Typical combinations:

  • NVIDIA Hopper: cuda flash-attn flash-attn-v3 cudnn
  • NVIDIA Ampere or Ada: cuda flash-attn cudnn
  • NVIDIA older: cuda cudnn
  • Apple Silicon: metal accelerate
  • Intel CPU with MKL: mkl
FeatureCratesPurpose
code-executionmistralrs-cli, mistralrs, mistralrs-core, mistralrs-server-corePython code execution tool. In mistralrs-cli defaults.
ringas aboveMulti-machine ring distributed inference.
swagger-uimistralrs-server-coreMounts Swagger UI on the HTTP server.

From cargo install:

Terminal window
cargo install mistralrs-cli --features "cuda flash-attn cudnn"

From a source checkout:

Terminal window
cargo install --path mistralrs-cli --features "cuda flash-attn cudnn"

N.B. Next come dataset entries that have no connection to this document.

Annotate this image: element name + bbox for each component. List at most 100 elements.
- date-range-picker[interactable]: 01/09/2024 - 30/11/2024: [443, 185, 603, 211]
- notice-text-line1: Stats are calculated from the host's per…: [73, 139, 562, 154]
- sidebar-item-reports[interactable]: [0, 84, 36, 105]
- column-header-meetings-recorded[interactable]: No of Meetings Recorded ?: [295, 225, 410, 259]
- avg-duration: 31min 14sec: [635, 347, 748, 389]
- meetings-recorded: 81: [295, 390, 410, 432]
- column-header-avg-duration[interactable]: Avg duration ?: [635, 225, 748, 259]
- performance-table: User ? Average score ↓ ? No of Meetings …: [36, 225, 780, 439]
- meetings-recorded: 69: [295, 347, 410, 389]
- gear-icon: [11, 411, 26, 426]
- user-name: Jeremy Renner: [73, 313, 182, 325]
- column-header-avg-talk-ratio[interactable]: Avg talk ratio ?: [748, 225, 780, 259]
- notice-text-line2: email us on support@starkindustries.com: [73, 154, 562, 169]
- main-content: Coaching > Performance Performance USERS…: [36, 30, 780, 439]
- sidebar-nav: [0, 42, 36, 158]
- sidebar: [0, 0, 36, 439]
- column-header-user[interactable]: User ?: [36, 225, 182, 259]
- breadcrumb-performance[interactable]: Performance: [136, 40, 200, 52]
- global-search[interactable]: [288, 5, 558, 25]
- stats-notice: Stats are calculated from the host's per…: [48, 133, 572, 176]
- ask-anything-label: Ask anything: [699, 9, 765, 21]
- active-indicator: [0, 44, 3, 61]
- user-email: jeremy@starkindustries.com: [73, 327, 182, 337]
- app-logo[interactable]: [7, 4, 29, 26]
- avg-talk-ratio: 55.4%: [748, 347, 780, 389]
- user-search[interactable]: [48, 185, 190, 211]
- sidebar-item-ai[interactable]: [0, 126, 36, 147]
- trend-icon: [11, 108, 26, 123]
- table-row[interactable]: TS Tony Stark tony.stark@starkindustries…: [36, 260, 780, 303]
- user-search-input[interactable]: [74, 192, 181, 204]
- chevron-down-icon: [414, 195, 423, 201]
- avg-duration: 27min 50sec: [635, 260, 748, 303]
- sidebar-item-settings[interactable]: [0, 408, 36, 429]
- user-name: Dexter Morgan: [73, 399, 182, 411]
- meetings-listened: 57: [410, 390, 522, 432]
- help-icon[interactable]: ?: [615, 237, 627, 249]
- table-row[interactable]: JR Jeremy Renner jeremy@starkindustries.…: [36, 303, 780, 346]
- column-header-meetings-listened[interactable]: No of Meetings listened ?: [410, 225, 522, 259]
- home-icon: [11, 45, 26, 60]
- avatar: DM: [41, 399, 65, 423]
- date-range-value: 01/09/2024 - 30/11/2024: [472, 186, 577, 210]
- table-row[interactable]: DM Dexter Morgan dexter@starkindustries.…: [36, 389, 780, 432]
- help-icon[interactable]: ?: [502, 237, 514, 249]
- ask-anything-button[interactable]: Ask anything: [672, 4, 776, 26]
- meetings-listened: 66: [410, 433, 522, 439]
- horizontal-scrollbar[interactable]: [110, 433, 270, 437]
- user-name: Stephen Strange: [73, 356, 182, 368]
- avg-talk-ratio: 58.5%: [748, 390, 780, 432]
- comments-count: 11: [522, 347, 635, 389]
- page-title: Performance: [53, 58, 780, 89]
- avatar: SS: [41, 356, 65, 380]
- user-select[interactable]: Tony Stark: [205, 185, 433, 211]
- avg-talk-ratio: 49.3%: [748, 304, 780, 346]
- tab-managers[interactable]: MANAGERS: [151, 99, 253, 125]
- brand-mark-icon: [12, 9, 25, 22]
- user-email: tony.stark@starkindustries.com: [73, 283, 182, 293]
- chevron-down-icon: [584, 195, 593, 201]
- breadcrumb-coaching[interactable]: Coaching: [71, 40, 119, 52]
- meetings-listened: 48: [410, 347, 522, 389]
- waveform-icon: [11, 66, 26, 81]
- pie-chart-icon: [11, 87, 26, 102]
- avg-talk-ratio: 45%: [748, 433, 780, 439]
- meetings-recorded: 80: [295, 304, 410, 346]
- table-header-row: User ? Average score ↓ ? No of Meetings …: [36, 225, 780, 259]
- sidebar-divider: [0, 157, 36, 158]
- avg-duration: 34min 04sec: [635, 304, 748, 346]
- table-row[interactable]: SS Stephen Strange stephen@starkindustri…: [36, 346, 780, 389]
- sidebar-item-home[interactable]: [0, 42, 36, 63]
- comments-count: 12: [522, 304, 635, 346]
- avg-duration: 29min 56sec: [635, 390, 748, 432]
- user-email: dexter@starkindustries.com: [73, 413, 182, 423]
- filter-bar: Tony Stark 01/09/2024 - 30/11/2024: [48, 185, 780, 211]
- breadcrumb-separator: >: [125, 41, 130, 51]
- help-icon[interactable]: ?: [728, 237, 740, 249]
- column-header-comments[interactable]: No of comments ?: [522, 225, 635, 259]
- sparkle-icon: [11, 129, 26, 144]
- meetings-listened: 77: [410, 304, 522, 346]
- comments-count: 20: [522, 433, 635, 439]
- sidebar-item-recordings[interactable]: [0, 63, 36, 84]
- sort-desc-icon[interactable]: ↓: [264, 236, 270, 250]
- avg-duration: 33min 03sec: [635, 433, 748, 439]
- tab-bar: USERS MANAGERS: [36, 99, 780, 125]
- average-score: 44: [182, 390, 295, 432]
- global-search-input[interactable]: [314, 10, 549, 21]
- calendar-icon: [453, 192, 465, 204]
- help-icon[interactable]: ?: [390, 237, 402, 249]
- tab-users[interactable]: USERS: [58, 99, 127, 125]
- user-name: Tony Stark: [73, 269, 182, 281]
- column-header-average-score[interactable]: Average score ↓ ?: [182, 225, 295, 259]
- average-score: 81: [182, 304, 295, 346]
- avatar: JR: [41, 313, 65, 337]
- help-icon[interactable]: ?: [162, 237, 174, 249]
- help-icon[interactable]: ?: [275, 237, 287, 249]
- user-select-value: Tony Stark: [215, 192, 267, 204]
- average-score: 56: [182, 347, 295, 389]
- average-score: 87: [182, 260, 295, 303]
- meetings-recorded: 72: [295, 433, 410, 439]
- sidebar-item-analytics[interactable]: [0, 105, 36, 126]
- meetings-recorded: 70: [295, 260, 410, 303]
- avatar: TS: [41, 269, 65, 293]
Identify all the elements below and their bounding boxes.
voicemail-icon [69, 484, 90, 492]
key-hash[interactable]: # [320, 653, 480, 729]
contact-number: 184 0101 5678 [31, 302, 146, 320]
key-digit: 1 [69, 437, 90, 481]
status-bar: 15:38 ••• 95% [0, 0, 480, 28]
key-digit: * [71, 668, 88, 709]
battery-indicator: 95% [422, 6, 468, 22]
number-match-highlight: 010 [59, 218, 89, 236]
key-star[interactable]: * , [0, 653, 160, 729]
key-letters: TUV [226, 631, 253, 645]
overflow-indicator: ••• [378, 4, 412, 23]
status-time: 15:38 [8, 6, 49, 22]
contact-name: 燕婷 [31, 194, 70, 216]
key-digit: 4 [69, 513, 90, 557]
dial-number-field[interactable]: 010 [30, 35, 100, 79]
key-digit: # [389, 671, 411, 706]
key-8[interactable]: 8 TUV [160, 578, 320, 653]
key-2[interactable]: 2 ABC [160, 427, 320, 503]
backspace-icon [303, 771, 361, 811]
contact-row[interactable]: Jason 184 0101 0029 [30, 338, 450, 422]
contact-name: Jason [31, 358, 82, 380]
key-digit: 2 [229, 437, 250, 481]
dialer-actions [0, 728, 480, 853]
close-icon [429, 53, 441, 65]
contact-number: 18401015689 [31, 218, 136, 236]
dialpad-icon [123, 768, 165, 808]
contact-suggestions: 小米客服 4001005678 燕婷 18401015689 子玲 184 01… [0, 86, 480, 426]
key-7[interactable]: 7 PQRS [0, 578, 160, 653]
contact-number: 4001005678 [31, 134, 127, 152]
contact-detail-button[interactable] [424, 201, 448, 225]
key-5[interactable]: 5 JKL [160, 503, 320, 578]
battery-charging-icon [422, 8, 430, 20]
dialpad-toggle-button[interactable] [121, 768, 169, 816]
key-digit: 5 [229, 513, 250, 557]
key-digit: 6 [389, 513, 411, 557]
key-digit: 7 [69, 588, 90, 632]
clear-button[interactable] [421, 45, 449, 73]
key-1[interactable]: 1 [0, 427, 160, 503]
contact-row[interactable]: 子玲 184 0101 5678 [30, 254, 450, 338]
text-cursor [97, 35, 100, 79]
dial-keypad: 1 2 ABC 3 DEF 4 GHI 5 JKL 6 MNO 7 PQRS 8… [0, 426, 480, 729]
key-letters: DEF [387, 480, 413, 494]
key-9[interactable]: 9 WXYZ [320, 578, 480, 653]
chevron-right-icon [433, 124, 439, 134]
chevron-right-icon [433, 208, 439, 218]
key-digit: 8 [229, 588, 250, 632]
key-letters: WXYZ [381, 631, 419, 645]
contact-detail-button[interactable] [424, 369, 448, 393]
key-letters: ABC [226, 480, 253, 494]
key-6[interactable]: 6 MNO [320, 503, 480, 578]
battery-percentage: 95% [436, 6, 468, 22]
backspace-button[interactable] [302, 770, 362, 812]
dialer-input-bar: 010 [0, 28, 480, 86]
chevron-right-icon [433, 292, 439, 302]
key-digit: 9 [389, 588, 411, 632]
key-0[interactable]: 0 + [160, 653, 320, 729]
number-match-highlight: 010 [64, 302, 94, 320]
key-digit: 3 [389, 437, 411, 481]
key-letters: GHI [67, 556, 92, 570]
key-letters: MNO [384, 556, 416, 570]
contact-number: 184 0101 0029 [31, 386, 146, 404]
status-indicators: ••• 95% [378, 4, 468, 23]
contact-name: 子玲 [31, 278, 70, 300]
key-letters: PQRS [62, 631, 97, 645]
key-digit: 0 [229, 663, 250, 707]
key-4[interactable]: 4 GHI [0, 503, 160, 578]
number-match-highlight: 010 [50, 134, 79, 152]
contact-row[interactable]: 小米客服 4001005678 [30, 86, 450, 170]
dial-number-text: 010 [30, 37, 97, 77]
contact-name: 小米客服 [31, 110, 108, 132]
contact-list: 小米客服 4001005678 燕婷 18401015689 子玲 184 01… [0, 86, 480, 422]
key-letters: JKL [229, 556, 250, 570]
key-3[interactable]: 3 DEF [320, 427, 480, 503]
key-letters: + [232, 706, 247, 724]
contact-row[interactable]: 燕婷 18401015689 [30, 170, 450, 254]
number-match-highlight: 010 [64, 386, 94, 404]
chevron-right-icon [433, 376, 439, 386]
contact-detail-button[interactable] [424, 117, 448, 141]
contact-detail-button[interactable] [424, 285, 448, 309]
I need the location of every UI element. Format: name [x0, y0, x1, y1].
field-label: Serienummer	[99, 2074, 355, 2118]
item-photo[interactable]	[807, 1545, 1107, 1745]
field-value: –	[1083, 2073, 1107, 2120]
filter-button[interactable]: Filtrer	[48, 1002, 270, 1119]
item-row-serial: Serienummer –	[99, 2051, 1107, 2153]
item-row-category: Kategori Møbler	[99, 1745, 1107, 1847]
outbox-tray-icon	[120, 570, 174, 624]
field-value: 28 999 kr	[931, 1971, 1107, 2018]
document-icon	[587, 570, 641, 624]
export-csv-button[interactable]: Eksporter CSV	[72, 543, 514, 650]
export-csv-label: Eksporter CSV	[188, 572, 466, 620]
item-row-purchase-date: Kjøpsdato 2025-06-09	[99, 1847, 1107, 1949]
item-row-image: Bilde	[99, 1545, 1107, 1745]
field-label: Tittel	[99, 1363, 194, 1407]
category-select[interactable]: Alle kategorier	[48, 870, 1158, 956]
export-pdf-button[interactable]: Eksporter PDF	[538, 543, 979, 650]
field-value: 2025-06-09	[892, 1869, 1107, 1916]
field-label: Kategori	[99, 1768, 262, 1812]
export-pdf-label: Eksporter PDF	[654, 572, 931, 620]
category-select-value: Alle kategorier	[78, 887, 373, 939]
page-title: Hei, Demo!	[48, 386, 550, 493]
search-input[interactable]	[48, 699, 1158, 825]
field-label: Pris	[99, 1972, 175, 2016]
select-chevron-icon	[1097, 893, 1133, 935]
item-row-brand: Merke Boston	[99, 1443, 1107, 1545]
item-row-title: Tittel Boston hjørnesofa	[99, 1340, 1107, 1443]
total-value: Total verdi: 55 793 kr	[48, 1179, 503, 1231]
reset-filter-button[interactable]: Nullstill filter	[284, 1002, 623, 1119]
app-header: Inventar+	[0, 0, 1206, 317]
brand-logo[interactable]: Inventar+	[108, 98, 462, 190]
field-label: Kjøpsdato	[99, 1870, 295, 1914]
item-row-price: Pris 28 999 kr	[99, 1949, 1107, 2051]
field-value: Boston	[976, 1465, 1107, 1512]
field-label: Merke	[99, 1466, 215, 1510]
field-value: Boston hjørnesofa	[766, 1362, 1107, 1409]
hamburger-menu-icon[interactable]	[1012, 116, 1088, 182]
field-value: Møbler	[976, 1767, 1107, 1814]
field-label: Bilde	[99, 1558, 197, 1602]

In a consumer crate depending on mistralrs:

[dependencies]
mistralrs = { version = "0.8", features = ["cuda", "flash-attn", "cudnn"] }

mistralrs-cli’s default feature is code-execution. To exclude it, use --no-default-features.

Other crates enable no accelerator features by default. Opt in to the accelerator matching your hardware.

mistralrs doctor prints a Build features: line listing compiled-in features.